Reverse glenoid components were implanted into polyurethane blocks of 3 different densities. A 700 N compressive load was maintained and a vertical 700 N shear load was applied for 1000 cycles. In addition to the typical gage measurement, a digital image analysis of micromotion at the implant/block interface using high resolution cameras was performed. The measurements were validated on human specimens. A finite element model was implemented to study the isolated effect of block deformation on baseplate displacements.
With the gage, typically reported micromotions were measured. Two orders of magnitude lower micromotions were detected using interface image-based analysis. The finite element simulation showed that elastic deformation alone can cause micromotion magnitudes as measured with displacement gages. Polyurethane blocks of 20 and 15 lbs per cubic foot density best reproduced micromotions as measured on human specimens.

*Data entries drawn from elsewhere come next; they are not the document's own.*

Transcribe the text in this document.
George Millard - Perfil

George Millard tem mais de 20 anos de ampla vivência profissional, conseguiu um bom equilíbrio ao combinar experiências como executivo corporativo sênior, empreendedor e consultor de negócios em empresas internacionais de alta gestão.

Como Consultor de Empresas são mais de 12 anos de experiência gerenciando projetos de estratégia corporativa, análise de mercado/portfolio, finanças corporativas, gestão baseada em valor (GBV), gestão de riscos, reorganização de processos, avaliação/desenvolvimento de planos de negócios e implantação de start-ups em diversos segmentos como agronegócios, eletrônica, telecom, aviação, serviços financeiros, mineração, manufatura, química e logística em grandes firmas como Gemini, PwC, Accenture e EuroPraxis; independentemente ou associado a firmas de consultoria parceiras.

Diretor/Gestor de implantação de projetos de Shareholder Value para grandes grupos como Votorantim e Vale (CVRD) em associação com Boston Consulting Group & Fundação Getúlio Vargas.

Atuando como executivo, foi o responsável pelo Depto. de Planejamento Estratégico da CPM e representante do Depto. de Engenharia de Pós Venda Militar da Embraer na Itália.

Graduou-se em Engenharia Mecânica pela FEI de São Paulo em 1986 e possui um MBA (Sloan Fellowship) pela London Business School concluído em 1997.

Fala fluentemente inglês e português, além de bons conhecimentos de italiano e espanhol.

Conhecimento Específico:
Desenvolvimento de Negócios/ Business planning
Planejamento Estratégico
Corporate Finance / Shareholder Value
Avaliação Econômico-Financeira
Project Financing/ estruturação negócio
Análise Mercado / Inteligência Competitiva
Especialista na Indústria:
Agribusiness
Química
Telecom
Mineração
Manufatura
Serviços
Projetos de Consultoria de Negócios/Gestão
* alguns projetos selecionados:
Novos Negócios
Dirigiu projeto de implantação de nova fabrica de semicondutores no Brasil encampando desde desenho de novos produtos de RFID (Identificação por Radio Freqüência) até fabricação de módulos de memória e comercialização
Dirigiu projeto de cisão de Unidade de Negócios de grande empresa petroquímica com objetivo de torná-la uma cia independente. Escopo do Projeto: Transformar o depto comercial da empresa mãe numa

We found considerably less relative micromotion at the implant/bone interface than previously assumed. Gage measurements quantify elastic deformation and not true interface micromotion. High resolution digital imaging at the implant/bone interface is strongly recommended for an accurate assessment of reverse glenoid component micromotion. Tests should further adopt 20 or 15 pcf bone test surrogates. Further studies are required to identify the failure modes encountered in vivo, and a corresponding in vitro testing methodology can then be developed.